Misturar conceitos sem o filtro adequado pode levar à deturpação da
doutrina, à formação de um movimento espírita sincrético e desfigurado, ou à
adoção de crenças místicas incompatíveis com os fundamentos teóricos. Por outro
lado, um estudo aberto, mas criterioso, permite ao adepto compreender melhor a
diversidade de pensamentos espirituais sem perder a base sólida que a
codificação oferece.
O caminho não é o isolamento intelectual, mas a análise lúcida e
rigorosa.

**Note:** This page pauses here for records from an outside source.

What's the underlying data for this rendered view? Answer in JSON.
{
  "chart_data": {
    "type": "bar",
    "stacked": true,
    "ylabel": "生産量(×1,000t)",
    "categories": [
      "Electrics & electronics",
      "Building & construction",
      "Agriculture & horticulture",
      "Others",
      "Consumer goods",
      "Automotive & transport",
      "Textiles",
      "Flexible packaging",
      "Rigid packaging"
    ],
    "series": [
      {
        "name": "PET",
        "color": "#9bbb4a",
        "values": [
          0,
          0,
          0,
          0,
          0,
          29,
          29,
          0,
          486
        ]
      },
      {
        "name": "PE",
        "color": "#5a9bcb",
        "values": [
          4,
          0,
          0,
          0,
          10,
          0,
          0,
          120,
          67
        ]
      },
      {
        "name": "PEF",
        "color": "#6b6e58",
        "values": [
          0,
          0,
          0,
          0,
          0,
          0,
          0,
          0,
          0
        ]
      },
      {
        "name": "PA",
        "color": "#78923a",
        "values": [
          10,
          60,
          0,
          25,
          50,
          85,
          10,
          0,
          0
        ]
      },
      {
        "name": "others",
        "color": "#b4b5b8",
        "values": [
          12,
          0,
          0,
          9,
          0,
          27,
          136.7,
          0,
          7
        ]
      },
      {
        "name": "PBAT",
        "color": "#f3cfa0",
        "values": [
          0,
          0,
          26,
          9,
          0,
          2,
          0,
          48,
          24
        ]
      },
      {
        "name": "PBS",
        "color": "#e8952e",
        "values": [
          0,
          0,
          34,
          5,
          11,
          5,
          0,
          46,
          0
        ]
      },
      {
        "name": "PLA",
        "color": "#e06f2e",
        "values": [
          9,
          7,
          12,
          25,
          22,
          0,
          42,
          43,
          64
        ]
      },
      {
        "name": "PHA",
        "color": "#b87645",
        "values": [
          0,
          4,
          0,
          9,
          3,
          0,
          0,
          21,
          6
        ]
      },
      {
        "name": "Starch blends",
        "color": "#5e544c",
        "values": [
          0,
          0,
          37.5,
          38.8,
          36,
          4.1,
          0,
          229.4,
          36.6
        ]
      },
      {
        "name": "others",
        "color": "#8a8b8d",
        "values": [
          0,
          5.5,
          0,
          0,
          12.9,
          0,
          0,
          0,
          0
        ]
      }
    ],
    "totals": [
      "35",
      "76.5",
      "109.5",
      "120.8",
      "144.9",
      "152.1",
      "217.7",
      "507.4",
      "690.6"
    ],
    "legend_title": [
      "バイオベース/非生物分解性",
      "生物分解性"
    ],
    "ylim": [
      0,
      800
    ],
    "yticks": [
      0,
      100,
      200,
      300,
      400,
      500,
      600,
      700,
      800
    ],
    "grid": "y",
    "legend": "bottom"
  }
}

Ler sem misturar, estudar sem sincretizar, conhecer sem abandonar os
princípios.
Alguns podem alegar que sem a incorporação de novidades o Espiritismo
estará engessado ou, ainda, estimulará um “fundamentalismo religioso”. Ao
contrário, para se entender o natural dinamismo doutrinário, previsto pela
ortodoxia espírita com o progresso das ideias, deve-se aplicar um método
racional calcado em fatos e na fundamentação objetiva para o respectivo avanço
e não na aceitação cega baseada em argumentos de autoridade, sofismas e
falácias presentes em opiniões de encarnados ou desencarnados.
“Começar pelo começo” implica conhecer e aplicar a prudência e solidez
metodológica que Kardec valorizou partindo dos princípios doutrinários
validados para se separar o joio do trigo e contribuir para um movimento espírita
mais coerente e pujante.
[1]
Para uma descrição doutrinária sobre a realidade espiritual, pode-se consultar,
dentre outros textos, “Quadro da vida espírita” - Revista Espírita de
abril/1869, “A fome entre os Espíritos” - Revista Espírita de junho de 1868 ou
as dezenas de relatos no livro O céu e o inferno -2ª parte, por Allan Kardec.